Once complete, click `RUN`. SimBA will copy the files prior to applying to rules into the `project_folder/csv/machine_results/Prior_to_mutual_exclusivity_datetime_stamp` sub-directory. The new files, with the corrected classifications, are saved in the `project_folder/csv/machine_results/` directory. > Note: In the workflow for this method, SimBA will first slice the detected data, and retain the rows where `Attack` and `Sniffing` columns has value `1` and the `Probability_Attack` columns shows a value above the threshold. Next, SimBA will change the values in the columns for the checked classifiers that is **not** the "WINNER" to `0`. Thus, in this example above, SimBA will ignore any `Rear` events and the mutual exlusivity rule will leave `Rear` classifications intact. ## Scenario 3: When several mutually exclusive classifications are occuring in a given frame, set a defined classifier to present and the others to absent only when the defined classifier is above a certain threshold. Begin by **un-ticking** the `HIGHEST PROBABILITY` checkbox (this will make the `WINNER` and `THRESHOLD` available options available, and `TIE BREAK` and `SKIP ON EQUAL` unavailable). Next, tick the checkboxes for the classifiers that are mutually exclusive. Next, use the dropdown under the `WINNER` header to select the classifier that should **WIN** when the chosen classifiers are occuring at the same time. Lastly, set the threshold for the `WINNER` classifier. For example, if I want to set `Attack` to present and `Rear` to absent when both `Attack` and `Rear` is classified as present **AND** the `Attack` classification probability is above 0.6, then I tick the checkboxes for `Attack` and `Rear`, (ii) select `Attack` in the `WINNER` dropdown, (iii) set the `THRESHOLD` to `0.6` and click `Run`.

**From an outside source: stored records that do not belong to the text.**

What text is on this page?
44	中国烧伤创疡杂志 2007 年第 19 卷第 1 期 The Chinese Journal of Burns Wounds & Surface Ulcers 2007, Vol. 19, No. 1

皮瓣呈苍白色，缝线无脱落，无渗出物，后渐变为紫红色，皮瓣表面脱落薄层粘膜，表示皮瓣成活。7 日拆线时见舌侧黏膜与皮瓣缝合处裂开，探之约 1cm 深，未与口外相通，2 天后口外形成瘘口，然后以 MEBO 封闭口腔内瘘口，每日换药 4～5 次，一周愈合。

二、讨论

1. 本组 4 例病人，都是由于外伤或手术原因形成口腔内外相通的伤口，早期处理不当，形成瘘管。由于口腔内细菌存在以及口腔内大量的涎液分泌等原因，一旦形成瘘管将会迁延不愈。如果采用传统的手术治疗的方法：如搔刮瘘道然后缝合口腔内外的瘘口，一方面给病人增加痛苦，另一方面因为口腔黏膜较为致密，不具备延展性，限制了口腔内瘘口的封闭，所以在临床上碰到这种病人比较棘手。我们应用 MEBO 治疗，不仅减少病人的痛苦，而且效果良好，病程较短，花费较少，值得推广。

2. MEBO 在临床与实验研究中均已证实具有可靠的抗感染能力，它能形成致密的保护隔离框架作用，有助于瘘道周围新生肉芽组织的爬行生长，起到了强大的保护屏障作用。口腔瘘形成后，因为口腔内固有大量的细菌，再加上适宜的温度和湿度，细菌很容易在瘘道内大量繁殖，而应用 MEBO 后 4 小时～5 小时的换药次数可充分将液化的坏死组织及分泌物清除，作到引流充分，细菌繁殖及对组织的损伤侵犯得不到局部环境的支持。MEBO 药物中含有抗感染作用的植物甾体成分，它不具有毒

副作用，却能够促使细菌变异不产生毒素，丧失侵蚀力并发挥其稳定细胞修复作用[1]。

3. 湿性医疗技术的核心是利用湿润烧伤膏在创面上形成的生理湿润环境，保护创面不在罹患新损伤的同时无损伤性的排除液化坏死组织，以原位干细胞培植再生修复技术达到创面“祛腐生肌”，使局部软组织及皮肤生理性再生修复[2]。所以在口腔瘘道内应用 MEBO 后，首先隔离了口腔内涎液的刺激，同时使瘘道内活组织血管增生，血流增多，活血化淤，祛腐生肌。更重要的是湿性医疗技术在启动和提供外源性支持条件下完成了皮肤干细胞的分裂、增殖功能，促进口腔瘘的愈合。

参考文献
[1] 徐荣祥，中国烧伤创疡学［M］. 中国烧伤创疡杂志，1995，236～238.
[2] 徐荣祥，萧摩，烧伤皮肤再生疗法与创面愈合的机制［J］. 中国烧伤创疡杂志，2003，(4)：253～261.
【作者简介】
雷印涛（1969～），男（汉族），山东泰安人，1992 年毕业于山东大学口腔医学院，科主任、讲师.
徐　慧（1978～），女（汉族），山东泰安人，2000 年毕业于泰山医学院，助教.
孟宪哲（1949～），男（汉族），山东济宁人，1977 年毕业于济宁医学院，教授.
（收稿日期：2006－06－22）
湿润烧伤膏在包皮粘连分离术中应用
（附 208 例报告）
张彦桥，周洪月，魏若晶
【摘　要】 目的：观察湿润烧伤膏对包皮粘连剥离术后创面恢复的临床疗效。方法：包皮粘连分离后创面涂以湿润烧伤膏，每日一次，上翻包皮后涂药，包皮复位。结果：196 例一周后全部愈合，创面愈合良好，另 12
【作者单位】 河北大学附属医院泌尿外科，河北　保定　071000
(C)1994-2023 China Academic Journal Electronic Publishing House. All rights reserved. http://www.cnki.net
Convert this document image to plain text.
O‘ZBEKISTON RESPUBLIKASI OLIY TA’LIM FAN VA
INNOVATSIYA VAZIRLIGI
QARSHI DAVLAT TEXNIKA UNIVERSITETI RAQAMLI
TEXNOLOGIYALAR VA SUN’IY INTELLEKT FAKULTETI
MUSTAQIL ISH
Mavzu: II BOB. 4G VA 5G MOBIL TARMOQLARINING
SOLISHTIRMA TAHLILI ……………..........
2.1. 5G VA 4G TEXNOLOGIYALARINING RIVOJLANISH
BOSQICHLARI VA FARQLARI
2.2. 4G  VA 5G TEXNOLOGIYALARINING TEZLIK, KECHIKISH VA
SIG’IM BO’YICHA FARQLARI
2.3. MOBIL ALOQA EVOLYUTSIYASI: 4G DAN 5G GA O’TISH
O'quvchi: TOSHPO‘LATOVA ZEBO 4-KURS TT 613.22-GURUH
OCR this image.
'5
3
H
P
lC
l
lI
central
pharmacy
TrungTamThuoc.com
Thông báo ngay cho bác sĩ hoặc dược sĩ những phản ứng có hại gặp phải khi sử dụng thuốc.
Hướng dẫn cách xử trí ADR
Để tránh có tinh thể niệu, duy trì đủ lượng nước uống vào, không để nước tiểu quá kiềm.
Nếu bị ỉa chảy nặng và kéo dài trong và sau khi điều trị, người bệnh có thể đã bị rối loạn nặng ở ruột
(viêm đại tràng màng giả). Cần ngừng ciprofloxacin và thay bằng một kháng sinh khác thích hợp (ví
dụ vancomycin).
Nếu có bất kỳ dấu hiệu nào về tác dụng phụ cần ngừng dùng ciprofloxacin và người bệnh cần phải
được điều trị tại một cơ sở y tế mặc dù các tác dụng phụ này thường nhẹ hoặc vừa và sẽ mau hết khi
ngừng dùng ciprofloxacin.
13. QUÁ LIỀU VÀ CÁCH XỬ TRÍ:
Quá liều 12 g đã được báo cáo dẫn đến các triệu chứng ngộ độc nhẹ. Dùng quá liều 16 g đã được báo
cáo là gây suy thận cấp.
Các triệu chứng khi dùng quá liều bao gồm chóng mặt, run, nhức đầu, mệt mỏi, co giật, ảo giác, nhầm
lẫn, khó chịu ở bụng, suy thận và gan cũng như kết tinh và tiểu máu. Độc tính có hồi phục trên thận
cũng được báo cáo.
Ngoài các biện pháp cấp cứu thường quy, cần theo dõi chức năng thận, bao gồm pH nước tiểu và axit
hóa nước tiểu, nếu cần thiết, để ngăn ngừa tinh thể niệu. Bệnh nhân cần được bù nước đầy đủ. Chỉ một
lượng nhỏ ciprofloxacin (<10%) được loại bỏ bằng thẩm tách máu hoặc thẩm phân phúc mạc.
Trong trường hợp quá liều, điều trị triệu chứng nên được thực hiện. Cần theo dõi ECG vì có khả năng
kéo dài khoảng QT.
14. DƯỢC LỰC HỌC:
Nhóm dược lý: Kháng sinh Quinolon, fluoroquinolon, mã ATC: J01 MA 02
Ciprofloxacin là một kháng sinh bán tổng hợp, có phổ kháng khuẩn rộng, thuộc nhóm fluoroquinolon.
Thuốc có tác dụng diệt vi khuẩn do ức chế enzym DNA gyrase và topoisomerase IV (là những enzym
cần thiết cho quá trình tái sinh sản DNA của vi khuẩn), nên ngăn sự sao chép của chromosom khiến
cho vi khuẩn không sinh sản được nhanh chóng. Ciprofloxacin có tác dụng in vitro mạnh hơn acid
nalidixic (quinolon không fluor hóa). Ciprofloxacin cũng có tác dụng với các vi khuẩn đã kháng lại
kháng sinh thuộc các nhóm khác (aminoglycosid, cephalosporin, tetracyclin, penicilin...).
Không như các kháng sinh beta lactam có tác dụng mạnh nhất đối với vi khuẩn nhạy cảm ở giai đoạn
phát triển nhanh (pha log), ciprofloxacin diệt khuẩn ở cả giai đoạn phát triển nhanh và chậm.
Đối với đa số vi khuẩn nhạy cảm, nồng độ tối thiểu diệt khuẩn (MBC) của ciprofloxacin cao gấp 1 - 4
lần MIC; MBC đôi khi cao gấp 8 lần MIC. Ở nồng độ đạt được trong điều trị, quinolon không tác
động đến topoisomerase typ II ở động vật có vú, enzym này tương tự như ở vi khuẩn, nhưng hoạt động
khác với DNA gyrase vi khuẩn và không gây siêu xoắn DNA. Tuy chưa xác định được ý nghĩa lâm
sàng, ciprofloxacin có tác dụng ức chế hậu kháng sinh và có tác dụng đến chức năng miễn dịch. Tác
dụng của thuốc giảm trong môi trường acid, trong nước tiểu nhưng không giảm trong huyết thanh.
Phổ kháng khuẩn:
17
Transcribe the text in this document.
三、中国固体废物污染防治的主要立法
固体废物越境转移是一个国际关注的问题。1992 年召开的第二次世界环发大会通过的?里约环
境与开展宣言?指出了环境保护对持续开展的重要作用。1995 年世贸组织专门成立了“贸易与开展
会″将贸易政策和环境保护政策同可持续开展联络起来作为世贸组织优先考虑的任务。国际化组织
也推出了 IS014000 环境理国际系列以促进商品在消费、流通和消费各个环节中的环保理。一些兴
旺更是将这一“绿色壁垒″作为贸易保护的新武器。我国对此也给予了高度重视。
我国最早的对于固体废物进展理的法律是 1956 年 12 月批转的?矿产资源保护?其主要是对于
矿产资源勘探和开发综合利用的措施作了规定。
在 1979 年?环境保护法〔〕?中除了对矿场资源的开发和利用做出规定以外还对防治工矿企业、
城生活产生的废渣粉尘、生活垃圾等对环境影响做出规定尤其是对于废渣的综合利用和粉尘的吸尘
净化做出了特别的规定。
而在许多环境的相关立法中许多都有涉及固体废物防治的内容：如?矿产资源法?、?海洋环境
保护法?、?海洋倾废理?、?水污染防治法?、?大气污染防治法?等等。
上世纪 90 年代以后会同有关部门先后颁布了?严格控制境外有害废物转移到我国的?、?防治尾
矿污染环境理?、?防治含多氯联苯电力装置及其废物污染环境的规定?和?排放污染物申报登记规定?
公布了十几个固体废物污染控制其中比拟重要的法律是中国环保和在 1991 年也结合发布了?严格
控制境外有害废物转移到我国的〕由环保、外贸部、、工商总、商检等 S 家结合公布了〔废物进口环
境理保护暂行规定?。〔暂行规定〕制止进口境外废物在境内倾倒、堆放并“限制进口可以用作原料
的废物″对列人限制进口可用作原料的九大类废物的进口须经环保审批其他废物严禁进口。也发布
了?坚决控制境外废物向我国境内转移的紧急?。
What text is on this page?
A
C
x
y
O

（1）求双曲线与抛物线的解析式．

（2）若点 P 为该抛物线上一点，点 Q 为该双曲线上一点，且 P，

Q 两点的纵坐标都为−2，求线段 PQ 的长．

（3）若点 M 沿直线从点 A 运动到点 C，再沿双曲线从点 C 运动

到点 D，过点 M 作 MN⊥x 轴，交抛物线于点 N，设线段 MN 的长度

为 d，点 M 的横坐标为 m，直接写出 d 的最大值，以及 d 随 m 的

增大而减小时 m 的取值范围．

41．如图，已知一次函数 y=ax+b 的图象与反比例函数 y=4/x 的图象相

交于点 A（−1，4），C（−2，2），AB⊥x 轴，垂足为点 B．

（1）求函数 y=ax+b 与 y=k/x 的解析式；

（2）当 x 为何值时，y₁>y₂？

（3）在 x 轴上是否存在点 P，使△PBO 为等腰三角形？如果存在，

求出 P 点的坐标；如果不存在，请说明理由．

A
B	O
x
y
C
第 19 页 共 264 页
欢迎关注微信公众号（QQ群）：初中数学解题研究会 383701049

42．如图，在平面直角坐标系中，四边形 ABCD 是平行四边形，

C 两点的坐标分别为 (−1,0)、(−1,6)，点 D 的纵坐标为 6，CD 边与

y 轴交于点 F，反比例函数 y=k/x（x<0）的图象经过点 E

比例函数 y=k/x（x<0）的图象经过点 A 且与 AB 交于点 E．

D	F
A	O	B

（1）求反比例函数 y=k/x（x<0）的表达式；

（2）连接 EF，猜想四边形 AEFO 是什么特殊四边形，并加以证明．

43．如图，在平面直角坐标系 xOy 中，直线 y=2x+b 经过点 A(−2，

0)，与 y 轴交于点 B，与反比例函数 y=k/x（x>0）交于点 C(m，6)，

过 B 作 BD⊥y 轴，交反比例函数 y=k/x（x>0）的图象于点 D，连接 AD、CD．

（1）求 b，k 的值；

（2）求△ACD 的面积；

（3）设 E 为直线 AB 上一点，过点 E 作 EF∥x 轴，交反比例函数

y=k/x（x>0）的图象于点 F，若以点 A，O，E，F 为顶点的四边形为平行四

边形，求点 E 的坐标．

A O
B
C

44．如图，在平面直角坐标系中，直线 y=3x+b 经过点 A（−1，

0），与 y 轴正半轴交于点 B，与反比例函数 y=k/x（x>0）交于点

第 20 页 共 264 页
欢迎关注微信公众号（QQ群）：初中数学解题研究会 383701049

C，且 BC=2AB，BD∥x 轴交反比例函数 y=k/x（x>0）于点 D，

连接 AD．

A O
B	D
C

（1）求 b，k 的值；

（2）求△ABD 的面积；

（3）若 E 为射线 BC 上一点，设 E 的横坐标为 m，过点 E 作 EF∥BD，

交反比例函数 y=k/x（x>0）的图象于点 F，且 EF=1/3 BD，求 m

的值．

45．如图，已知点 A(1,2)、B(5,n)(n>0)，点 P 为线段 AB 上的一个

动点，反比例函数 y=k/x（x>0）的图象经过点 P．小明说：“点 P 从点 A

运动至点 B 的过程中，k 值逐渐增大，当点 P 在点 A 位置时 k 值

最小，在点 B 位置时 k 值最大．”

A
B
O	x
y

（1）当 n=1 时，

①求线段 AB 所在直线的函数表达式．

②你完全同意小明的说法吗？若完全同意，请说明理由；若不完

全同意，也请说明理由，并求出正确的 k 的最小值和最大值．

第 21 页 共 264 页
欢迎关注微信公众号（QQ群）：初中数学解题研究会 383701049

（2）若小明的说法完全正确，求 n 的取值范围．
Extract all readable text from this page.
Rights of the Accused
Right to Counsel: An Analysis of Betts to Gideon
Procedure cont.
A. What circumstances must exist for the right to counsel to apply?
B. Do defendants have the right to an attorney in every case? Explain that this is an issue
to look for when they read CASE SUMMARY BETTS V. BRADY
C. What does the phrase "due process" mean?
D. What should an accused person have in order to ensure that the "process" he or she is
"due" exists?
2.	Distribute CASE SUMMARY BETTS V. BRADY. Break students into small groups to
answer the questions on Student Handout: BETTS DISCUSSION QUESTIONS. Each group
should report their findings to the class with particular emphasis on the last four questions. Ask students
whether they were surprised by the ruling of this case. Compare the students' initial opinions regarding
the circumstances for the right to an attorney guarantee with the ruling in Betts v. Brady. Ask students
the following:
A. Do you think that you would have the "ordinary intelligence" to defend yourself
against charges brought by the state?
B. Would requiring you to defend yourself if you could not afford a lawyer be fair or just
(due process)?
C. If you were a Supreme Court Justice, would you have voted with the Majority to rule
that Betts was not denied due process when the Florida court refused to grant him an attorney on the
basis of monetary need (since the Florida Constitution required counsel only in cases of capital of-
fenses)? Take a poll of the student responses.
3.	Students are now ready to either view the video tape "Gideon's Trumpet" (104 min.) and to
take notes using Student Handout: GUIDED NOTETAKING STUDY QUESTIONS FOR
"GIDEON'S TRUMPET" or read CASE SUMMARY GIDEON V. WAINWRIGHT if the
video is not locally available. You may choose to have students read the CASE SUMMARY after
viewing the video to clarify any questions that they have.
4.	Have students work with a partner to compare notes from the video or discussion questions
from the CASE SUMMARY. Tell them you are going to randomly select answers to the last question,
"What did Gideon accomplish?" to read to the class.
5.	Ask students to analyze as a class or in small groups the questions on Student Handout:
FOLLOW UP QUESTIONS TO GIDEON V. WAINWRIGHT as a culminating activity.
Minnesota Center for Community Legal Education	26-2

When applied, frames when both `Attack` and `Rear` are classified as present and the `Attack` classification probability is equal or above 0.6, `Rear` classifications will be set to absent. > Note: In frames when both `Attack` and `Rear` is classified as present and the `Attack` classification probability is below the threshold (less than 0.6 in example above), then `Rear` classifications will remain marked as present.